Co-Authoring Exercise

Published on 12/19/2008 - Games

Communities / NetworksGamesICTsNetworkingWeb 2.0

Contributors: Yuwei Lin, Enrico Zini

a) Concept, practise, tool in which it is inspired upon
A lot of creative work nowadays are done collectively, spontaneously and synchronously. The growth of Wikipedia shows that wiki can be used to create and share useful knowledge through co-authoring. However, how to collaborate, compromise different epistemologies is a challenge. This game is designed to instruct participants to find their common interests and common ground in making a story.

b) Goals
• identifying common interests and common ground
• learn to put different understandings down into one story: collective story-writing
• learn how to choose which group to work with
• learn how to keep participants interested in working with the group
• promoting diversity and pluralism: This game will promote a greater understanding of why diversity is vital in the current organisational context by working together to create a good piece of story, noting how equality and diversity principles can be applied to creative collaborative work.

c) Operating instructions

1. Participants will be grouped and each group consists of more than 4 people.
2. Each participant is assigned a piece of paper with different elements (backgrounds, genre – romance, whodunit detective, sci-fi, political, historical, fantasy, fairy-tale, protagonists, historical episodes). They will share their information/knowledge, find interested partners, and altogether make a story out of them.
3. Participants are encouraged to move to different groups if they are not happy with the one they are in. They can go around to find people, share their interests, similar topics and form a different group or join a different group.
4. Time: 20 minutes.
5. Participants will reconvene to share their stories, and share their experience of collaborating: how do they find partners, how do they work out what to write and how to put down all elements, and how do they negotiate where to put down what element.

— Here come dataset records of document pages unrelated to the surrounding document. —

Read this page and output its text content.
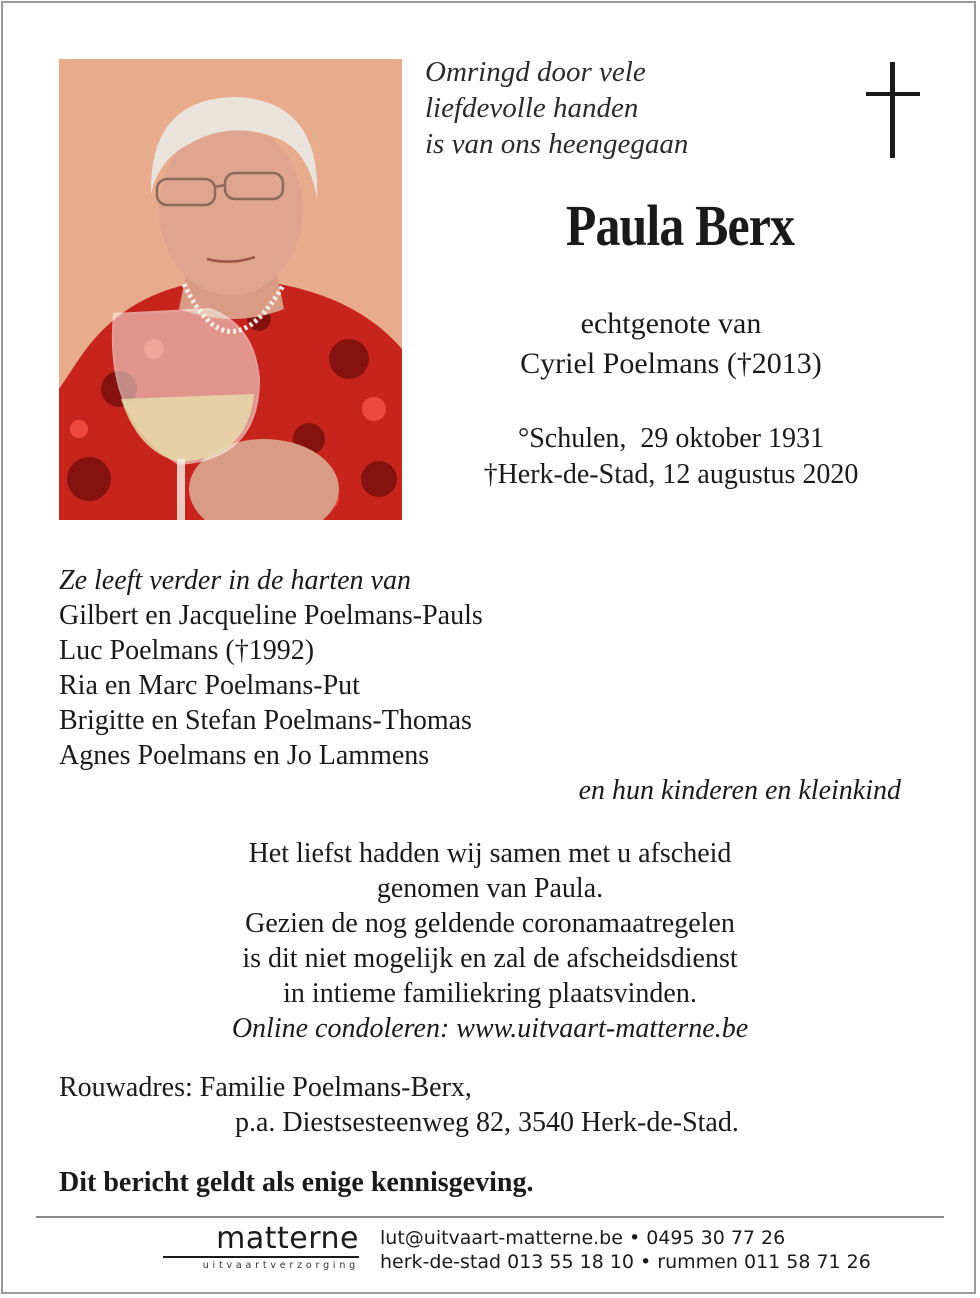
Omringd door vele
liefdevolle handen
is van ons heengegaan
Paula Berx
echtgenote van
Cyriel Poelmans (†2013)
°Schulen,  29 oktober 1931
†Herk-de-Stad, 12 augustus 2020
Ze leeft verder in de harten van
Gilbert en Jacqueline Poelmans-Pauls
Luc Poelmans (†1992)
Ria en Marc Poelmans-Put
Brigitte en Stefan Poelmans-Thomas
Agnes Poelmans en Jo Lammens
en hun kinderen en kleinkind
Het liefst hadden wij samen met u afscheid
genomen van Paula.
Gezien de nog geldende coronamaatregelen
is dit niet mogelijk en zal de afscheidsdienst
in intieme familiekring plaatsvinden.
Online condoleren: www.uitvaart-matterne.be
Rouwadres: Familie Poelmans-Berx,
p.a. Diestsesteenweg 82, 3540 Herk-de-Stad.
Dit bericht geldt als enige kennisgeving.
matterne
uitvaartverzorging
lut@uitvaart-matterne.be • 0495 30 77 26
herk-de-stad 013 55 18 10 • rummen 011 58 71 26
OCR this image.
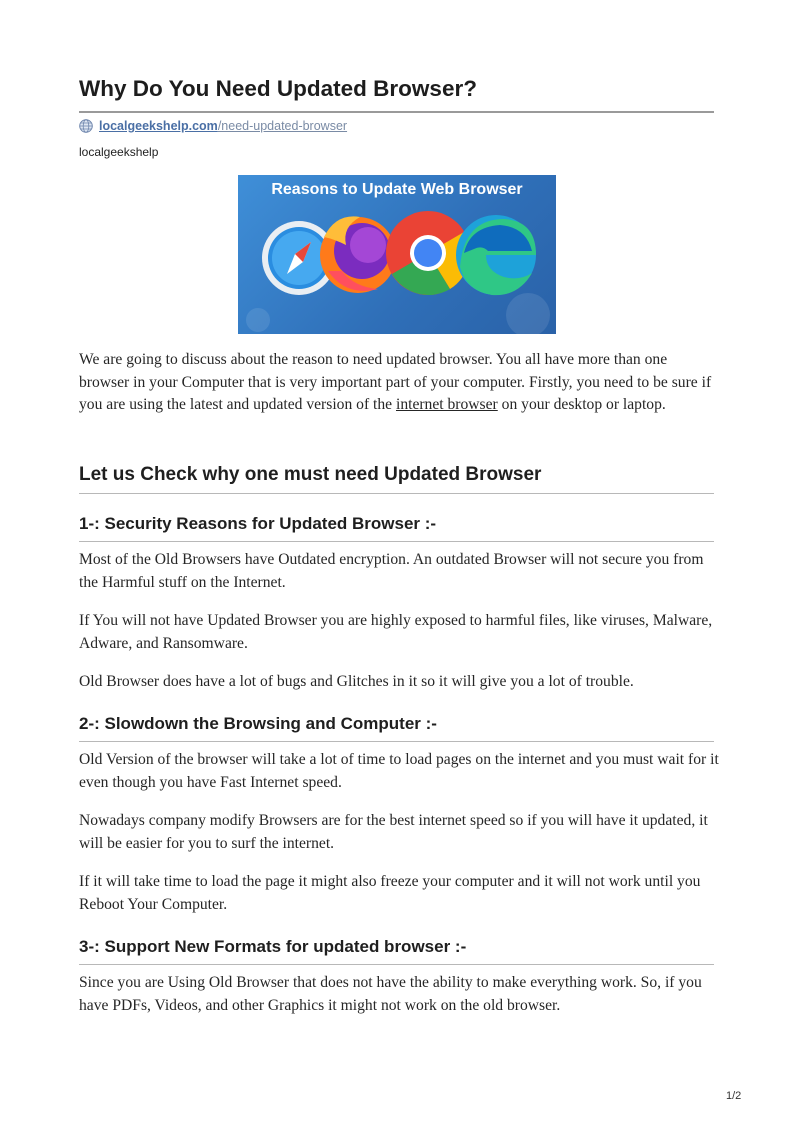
Why Do You Need Updated Browser?
localgeekshelp.com /need-updated-browser
localgeekshelp
Reasons to Update Web Browser

We are going to discuss about the reason to need updated browser. You all have more than one browser in your Computer that is very important part of your computer. Firstly, you need to be sure if you are using the latest and updated version of the internet browser on your desktop or laptop.

Let us Check why one must need Updated Browser
1-: Security Reasons for Updated Browser :-

Most of the Old Browsers have Outdated encryption. An outdated Browser will not secure you from the Harmful stuff on the Internet.

If You will not have Updated Browser you are highly exposed to harmful files, like viruses, Malware, Adware, and Ransomware.

Old Browser does have a lot of bugs and Glitches in it so it will give you a lot of trouble.

2-: Slowdown the Browsing and Computer :-

Old Version of the browser will take a lot of time to load pages on the internet and you must wait for it even though you have Fast Internet speed.

Nowadays company modify Browsers are for the best internet speed so if you will have it updated, it will be easier for you to surf the internet.

If it will take time to load the page it might also freeze your computer and it will not work until you Reboot Your Computer.

3-: Support New Formats for updated browser :-

Since you are Using Old Browser that does not have the ability to make everything work. So, if you have PDFs, Videos, and other Graphics it might not work on the old browser.

1/2
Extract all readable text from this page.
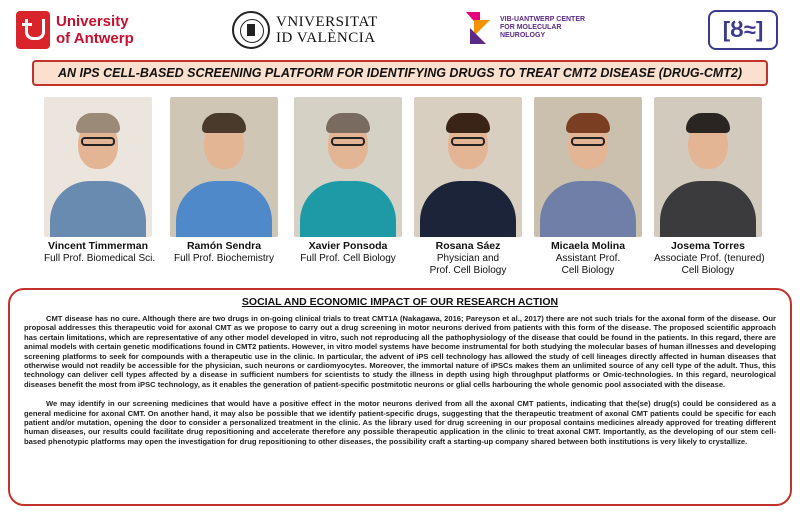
University
of Antwerp
VNIVERSITAT
ID VALÈNCIA
VIB-UANTWERP CENTER
FOR MOLECULAR
NEUROLOGY	[ȣ≈]
AN IPS CELL-BASED SCREENING PLATFORM FOR IDENTIFYING DRUGS TO TREAT CMT2 DISEASE (DRUG-CMT2)
Vincent Timmerman
Full Prof. Biomedical Sci.
Ramón Sendra
Full Prof. Biochemistry
Xavier Ponsoda
Full Prof. Cell Biology
Rosana Sáez
Physician and
Prof. Cell Biology
Micaela Molina
Assistant Prof.
Cell Biology
Josema Torres
Associate Prof. (tenured)
Cell Biology
SOCIAL AND ECONOMIC IMPACT OF OUR RESEARCH ACTION

CMT disease has no cure. Although there are two drugs in on-going clinical trials to treat CMT1A (Nakagawa, 2016; Pareyson et al., 2017) there are not such trials for the axonal form of the disease. Our proposal addresses this therapeutic void for axonal CMT as we propose to carry out a drug screening in motor neurons derived from patients with this form of the disease. The proposed scientific approach has certain limitations, which are representative of any other model developed in vitro, such not reproducing all the pathophysiology of the disease that could be found in the patients. In this regard, there are animal models with certain genetic modifications found in CMT2 patients. However, in vitro model systems have become instrumental for both studying the molecular bases of human illnesses and developing screening platforms to seek for compounds with a therapeutic use in the clinic. In particular, the advent of iPS cell technology has allowed the study of cell lineages directly affected in human diseases that otherwise would not readily be accessible for the physician, such neurons or cardiomyocytes. Moreover, the immortal nature of iPSCs makes them an unlimited source of any cell type of the adult. Thus, this technology can deliver cell types affected by a disease in sufficient numbers for scientists to study the illness in depth using high throughput platforms or Omic-technologies. In this regard, neurological diseases benefit the most from iPSC technology, as it enables the generation of patient-specific postmitotic neurons or glial cells harbouring the whole genomic pool associated with the disease.

We may identify in our screening medicines that would have a positive effect in the motor neurons derived from all the axonal CMT patients, indicating that the(se) drug(s) could be considered as a general medicine for axonal CMT. On another hand, it may also be possible that we identify patient-specific drugs, suggesting that the therapeutic treatment of axonal CMT patients could be specific for each patient and/or mutation, opening the door to consider a personalized treatment in the clinic. As the library used for drug screening in our proposal contains medicines already approved for treating different human diseases, our results could facilitate drug repositioning and accelerate therefore any possible therapeutic application in the clinic to treat axonal CMT. Importantly, as the developing of our stem cell-based phenotypic platforms may open the investigation for drug repositioning to other diseases, the possibility craft a starting-up company shared between both institutions is very likely to crystallize.
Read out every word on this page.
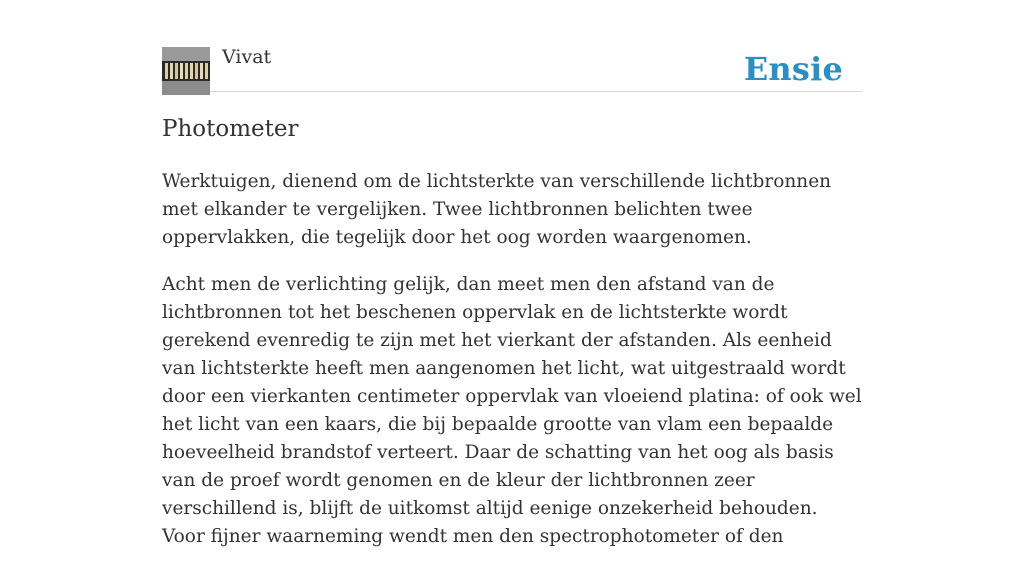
Vivat	Ensie
Photometer

Werktuigen, dienend om de lichtsterkte van verschillende lichtbronnen met elkander te vergelijken. Twee lichtbronnen belichten twee oppervlakken, die tegelijk door het oog worden waargenomen.

Acht men de verlichting gelijk, dan meet men den afstand van de lichtbronnen tot het beschenen oppervlak en de lichtsterkte wordt gerekend evenredig te zijn met het vierkant der afstanden. Als eenheid van lichtsterkte heeft men aangenomen het licht, wat uitgestraald wordt door een vierkanten centimeter oppervlak van vloeiend platina: of ook wel het licht van een kaars, die bij bepaalde grootte van vlam een bepaalde hoeveelheid brandstof verteert. Daar de schatting van het oog als basis van de proef wordt genomen en de kleur der lichtbronnen zeer verschillend is, blijft de uitkomst altijd eenige onzekerheid behouden. Voor fijner waarneming wendt men den spectrophotometer of den
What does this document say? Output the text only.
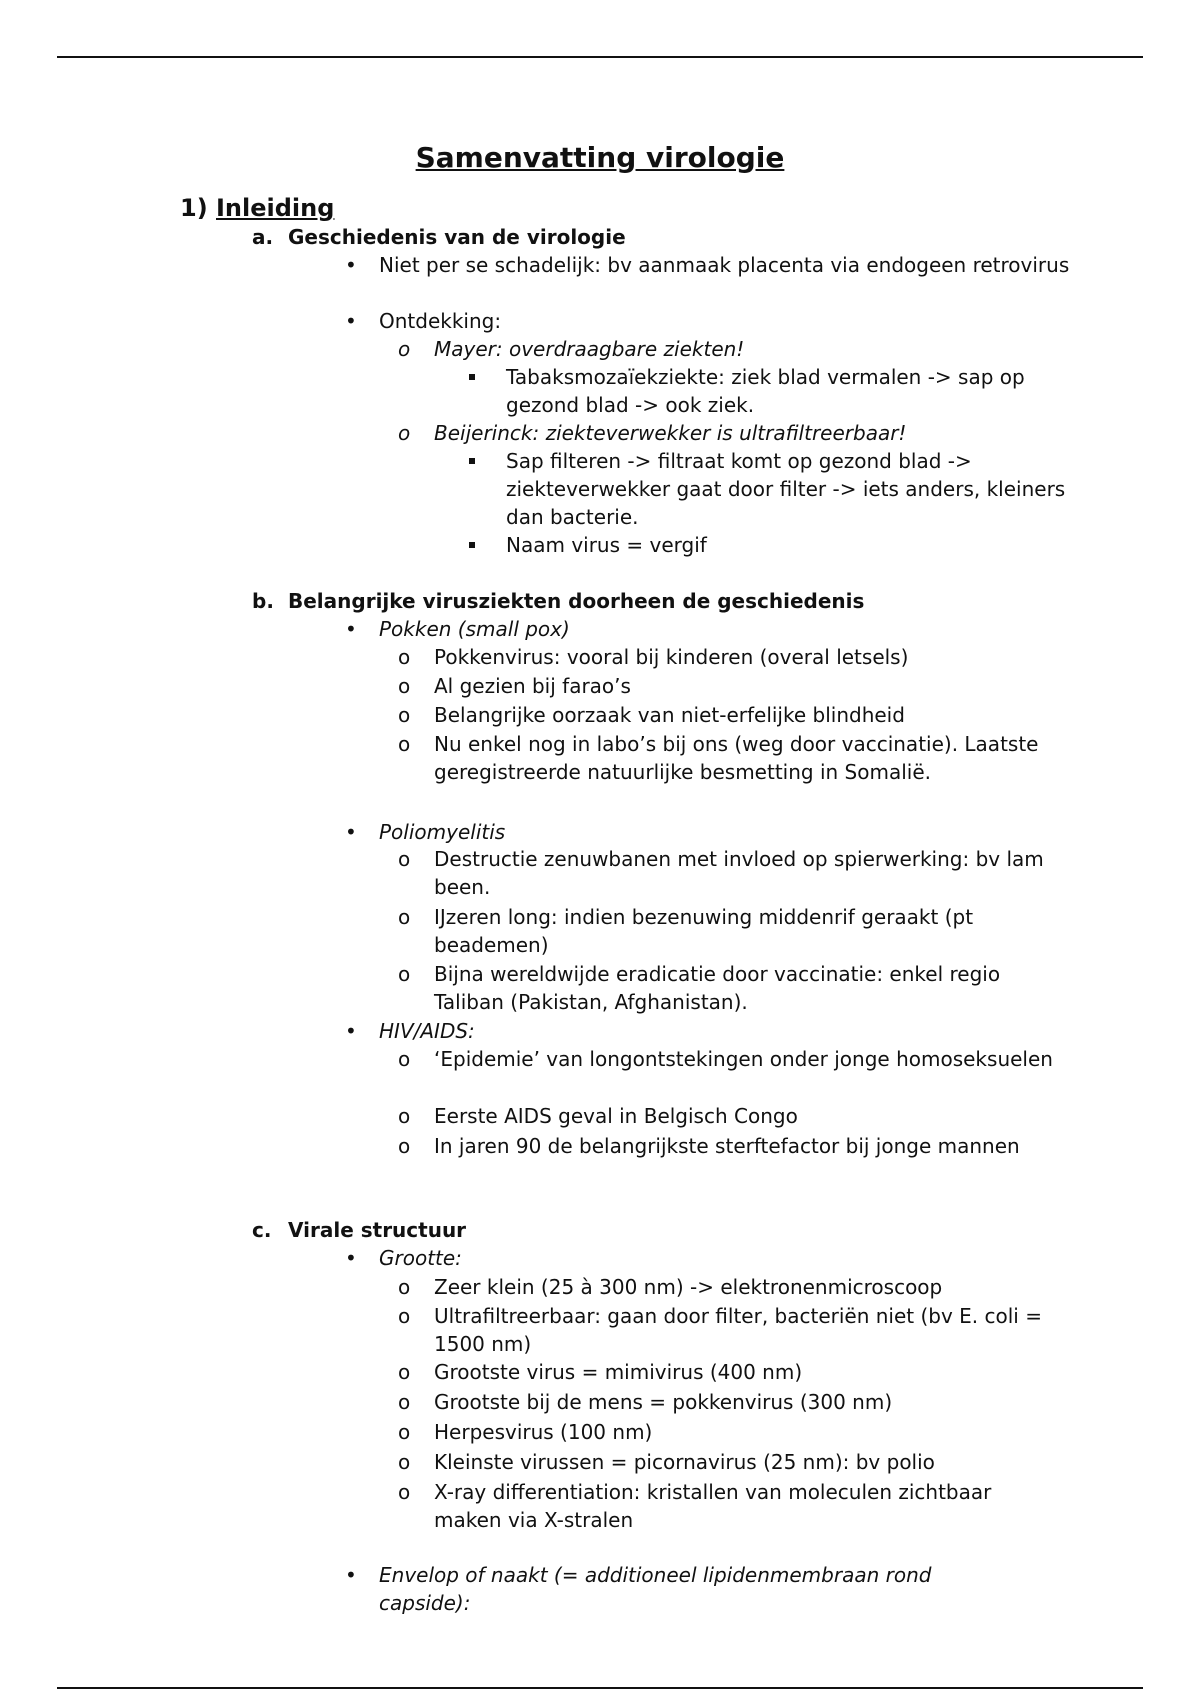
Samenvatting virologie
1) Inleiding
a. Geschiedenis van de virologie
• Niet per se schadelijk: bv aanmaak placenta via endogeen retrovirus
• Ontdekking:
o Mayer: overdraagbare ziekten!
Tabaksmozaïekziekte: ziek blad vermalen -> sap op gezond blad -> ook ziek.
o Beijerinck: ziekteverwekker is ultrafiltreerbaar!
Sap filteren -> filtraat komt op gezond blad -> ziekteverwekker gaat door filter -> iets anders, kleiners dan bacterie.
Naam virus = vergif
b. Belangrijke virusziekten doorheen de geschiedenis
• Pokken (small pox)
o Pokkenvirus: vooral bij kinderen (overal letsels)
o Al gezien bij farao’s
o Belangrijke oorzaak van niet-erfelijke blindheid
o Nu enkel nog in labo’s bij ons (weg door vaccinatie). Laatste geregistreerde natuurlijke besmetting in Somalië.
• Poliomyelitis
o Destructie zenuwbanen met invloed op spierwerking: bv lam been.
o IJzeren long: indien bezenuwing middenrif geraakt (pt beademen)
o Bijna wereldwijde eradicatie door vaccinatie: enkel regio Taliban (Pakistan, Afghanistan).
• HIV/AIDS:
o ‘Epidemie’ van longontstekingen onder jonge homoseksuelen
o Eerste AIDS geval in Belgisch Congo
o In jaren 90 de belangrijkste sterftefactor bij jonge mannen
c. Virale structuur
• Grootte:
o Zeer klein (25 à 300 nm) -> elektronenmicroscoop
o Ultrafiltreerbaar: gaan door filter, bacteriën niet (bv E. coli = 1500 nm)
o Grootste virus = mimivirus (400 nm)
o Grootste bij de mens = pokkenvirus (300 nm)
o Herpesvirus (100 nm)
o Kleinste virussen = picornavirus (25 nm): bv polio
o X-ray differentiation: kristallen van moleculen zichtbaar maken via X-stralen
• Envelop of naakt (= additioneel lipidenmembraan rond capside):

Possible questions for the aftermath:
• Did you change group? why? what was you did not like in the previous group? What did you like in the new group? What were you looking for?
• What did you do to keep people more involved in the group?
• What would you have liked people to do to keep you in the group?
• What do you think can be, in general, the things that make a group interesting to work with?
• What would you do if you were the coordinator of a group to encourage participation?
• Was the group work better at the beginning, or after people moved around?

d) Pros
- Learn to do writing collectively and creatively.
- Learn to find a good group to work with, to maximise the pleasure of working.
- Experiment what it is that keeps a group working together online, what could be good management and bad management.
- Learn to embrace diversity and plurality.

e) Risks / Things to improve
Good facilitators/instructors are needed in order to make sure the activity goes well and systematically.
It could be difficult, logistically, to provide a setting where groups are free to discuss (because of noise) and are reachable enough to allow people to move among them and see what they are doing.